On June 28, 1914, a young man of Serbian descent named Gavrilo Princip assassinated Archduke Franz Ferdinand, heir to the Austro-Hungarian Empire, in Sarajevo, Bosnia. The shooting triggered the terms of one alliance after another, bringing in nearly every European power and setting in motion their long-standing, rigid war plans. Aggressive posturing by national leaders and widespread public support for war quickly escalated the situation into a continent-wide conflict.
The assassin Princip was part of a Bosnian Serb independence movement. Austria-Hungary blamed Serbia for the shooting, but knew that Russia would support its fellow Slavic nation. First it secured Germany’s backing in case Russia intervened, and then it issued a series of demands to the Serbian government.
Germany’s involvement escalated the situation to a continent-wide crisis. Germany assumed the alliance between France and Russia would force it to fight on two battlefronts. Its war plan (the Schlieffen Plan) therefore called for an overwhelming invasion to quickly defeat France before turning to deal with Russia’s massive but slow-moving army. In order to strike France, Germany had to go through Belgium, which would bring in Britain to defend Belgium’s neutrality.

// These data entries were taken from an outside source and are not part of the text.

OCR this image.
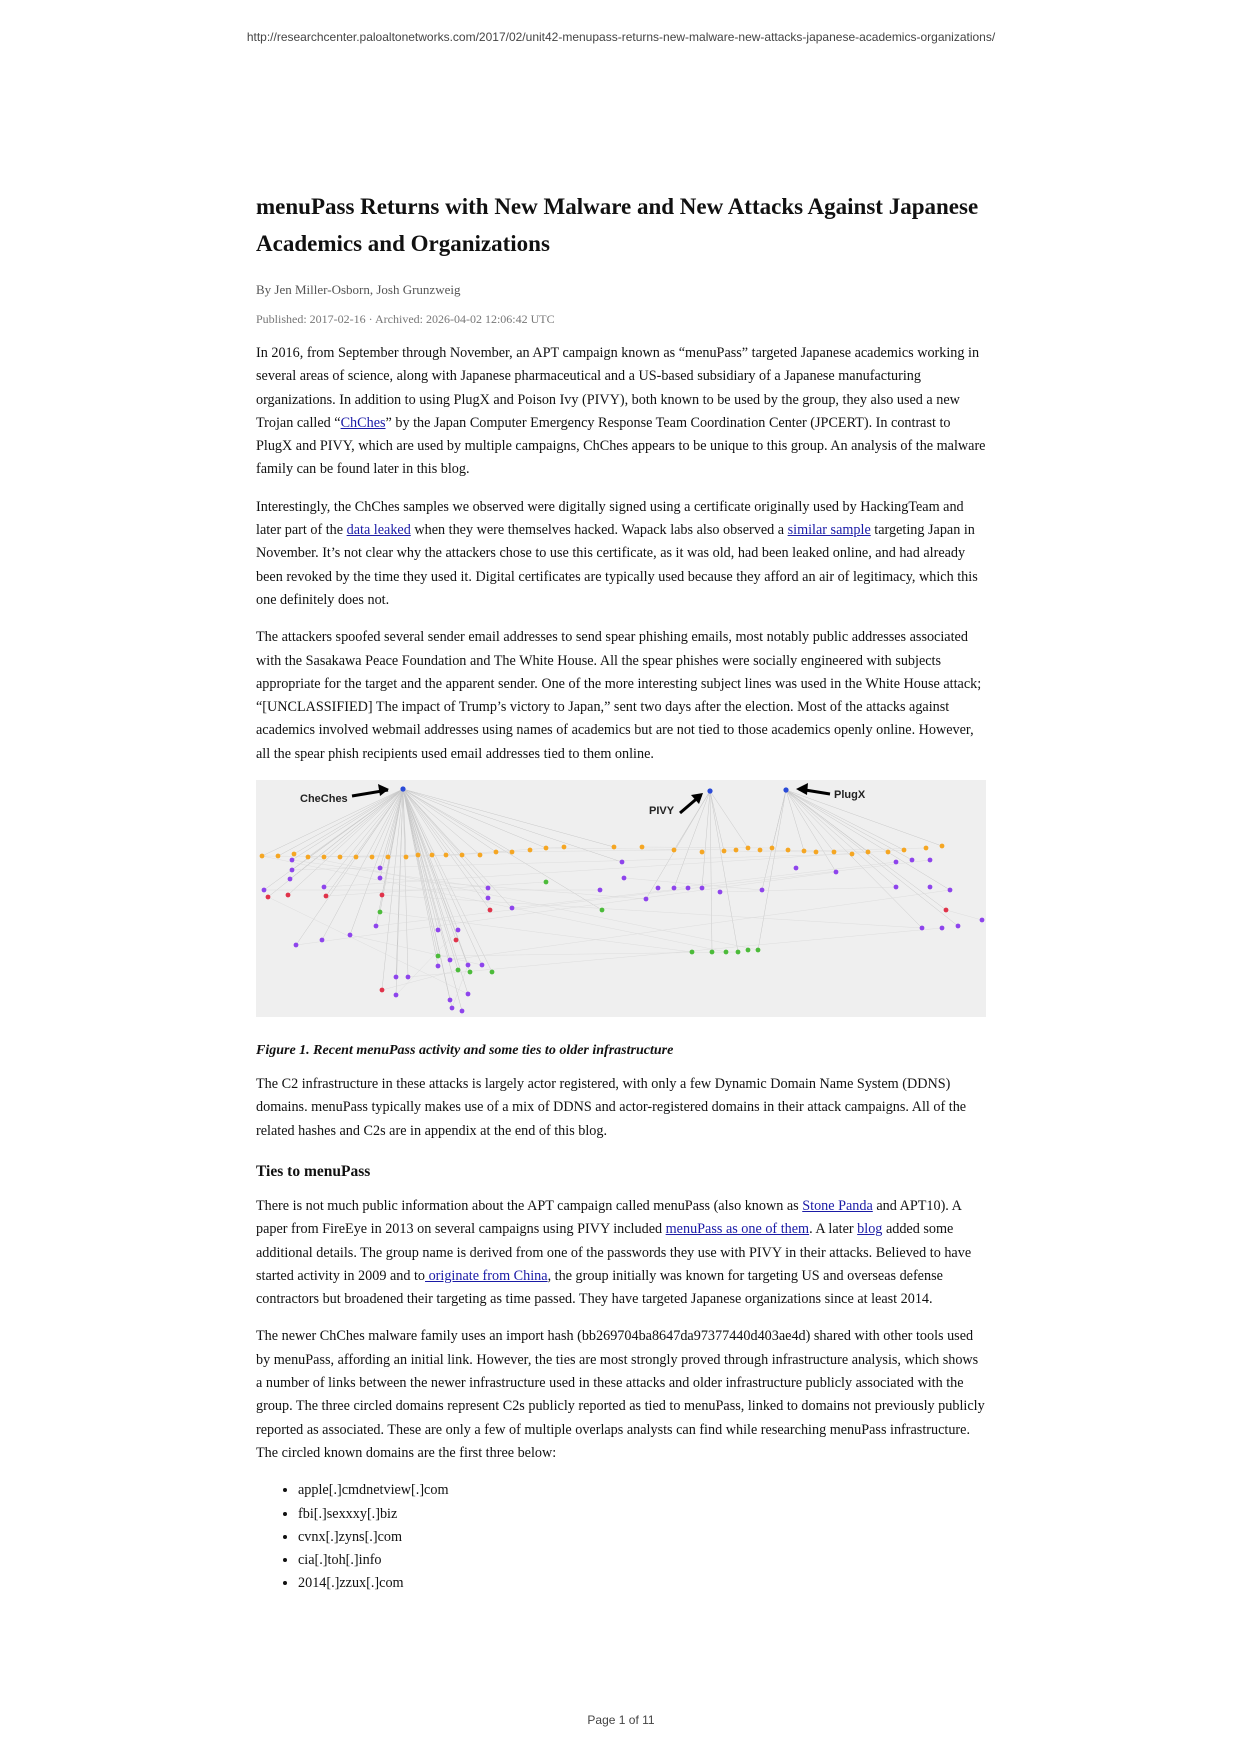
http://researchcenter.paloaltonetworks.com/2017/02/unit42-menupass-returns-new-malware-new-attacks-japanese-academics-organizations/
menuPass Returns with New Malware and New Attacks Against Japanese Academics and Organizations
By Jen Miller-Osborn, Josh Grunzweig
Published: 2017-02-16 · Archived: 2026-04-02 12:06:42 UTC

In 2016, from September through November, an APT campaign known as “menuPass” targeted Japanese academics working in several areas of science, along with Japanese pharmaceutical and a US-based subsidiary of a Japanese manufacturing organizations. In addition to using PlugX and Poison Ivy (PIVY), both known to be used by the group, they also used a new Trojan called “ChChes” by the Japan Computer Emergency Response Team Coordination Center (JPCERT). In contrast to PlugX and PIVY, which are used by multiple campaigns, ChChes appears to be unique to this group. An analysis of the malware family can be found later in this blog.

Interestingly, the ChChes samples we observed were digitally signed using a certificate originally used by HackingTeam and later part of the data leaked when they were themselves hacked. Wapack labs also observed a similar sample targeting Japan in November. It’s not clear why the attackers chose to use this certificate, as it was old, had been leaked online, and had already been revoked by the time they used it. Digital certificates are typically used because they afford an air of legitimacy, which this one definitely does not.

The attackers spoofed several sender email addresses to send spear phishing emails, most notably public addresses associated with the Sasakawa Peace Foundation and The White House. All the spear phishes were socially engineered with subjects appropriate for the target and the apparent sender. One of the more interesting subject lines was used in the White House attack; “[UNCLASSIFIED] The impact of Trump’s victory to Japan,” sent two days after the election. Most of the attacks against academics involved webmail addresses using names of academics but are not tied to those academics openly online. However, all the spear phish recipients used email addresses tied to them online.

CheChes
PIVY
PlugX
Figure 1. Recent menuPass activity and some ties to older infrastructure

The C2 infrastructure in these attacks is largely actor registered, with only a few Dynamic Domain Name System (DDNS) domains. menuPass typically makes use of a mix of DDNS and actor-registered domains in their attack campaigns. All of the related hashes and C2s are in appendix at the end of this blog.

Ties to menuPass

There is not much public information about the APT campaign called menuPass (also known as Stone Panda and APT10). A paper from FireEye in 2013 on several campaigns using PIVY included menuPass as one of them. A later blog added some additional details. The group name is derived from one of the passwords they use with PIVY in their attacks. Believed to have started activity in 2009 and to originate from China, the group initially was known for targeting US and overseas defense contractors but broadened their targeting as time passed. They have targeted Japanese organizations since at least 2014.

The newer ChChes malware family uses an import hash (bb269704ba8647da97377440d403ae4d) shared with other tools used by menuPass, affording an initial link. However, the ties are most strongly proved through infrastructure analysis, which shows a number of links between the newer infrastructure used in these attacks and older infrastructure publicly associated with the group. The three circled domains represent C2s publicly reported as tied to menuPass, linked to domains not previously publicly reported as associated. These are only a few of multiple overlaps analysts can find while researching menuPass infrastructure. The circled known domains are the first three below:

• apple[.]cmdnetview[.]com
• fbi[.]sexxxy[.]biz
• cvnx[.]zyns[.]com
• cia[.]toh[.]info
• 2014[.]zzux[.]com
Page 1 of 11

Although Serbia accepted nearly all of Austria-Hungary’s demands, Austria-Hungary declared war on July 28.As the crisis deepened, other nations activated their war plans. Huge crowds in cities across Europe demonstrated broad public support for war. The war plans took on a life of their own, despite the efforts of diplomats and even after a change of heart by Germany’s Kaiser Wilhelm. Military leaders insisted that the forward momentum of millions of troops and thousands of tons of supplies could not be halted.
On August 1, after Russia moved to support Serbia, Germany declared war on Russia. Two days later, it attacked France and invaded Belgium. Britain immediately declared war on Germany. Europe was at war.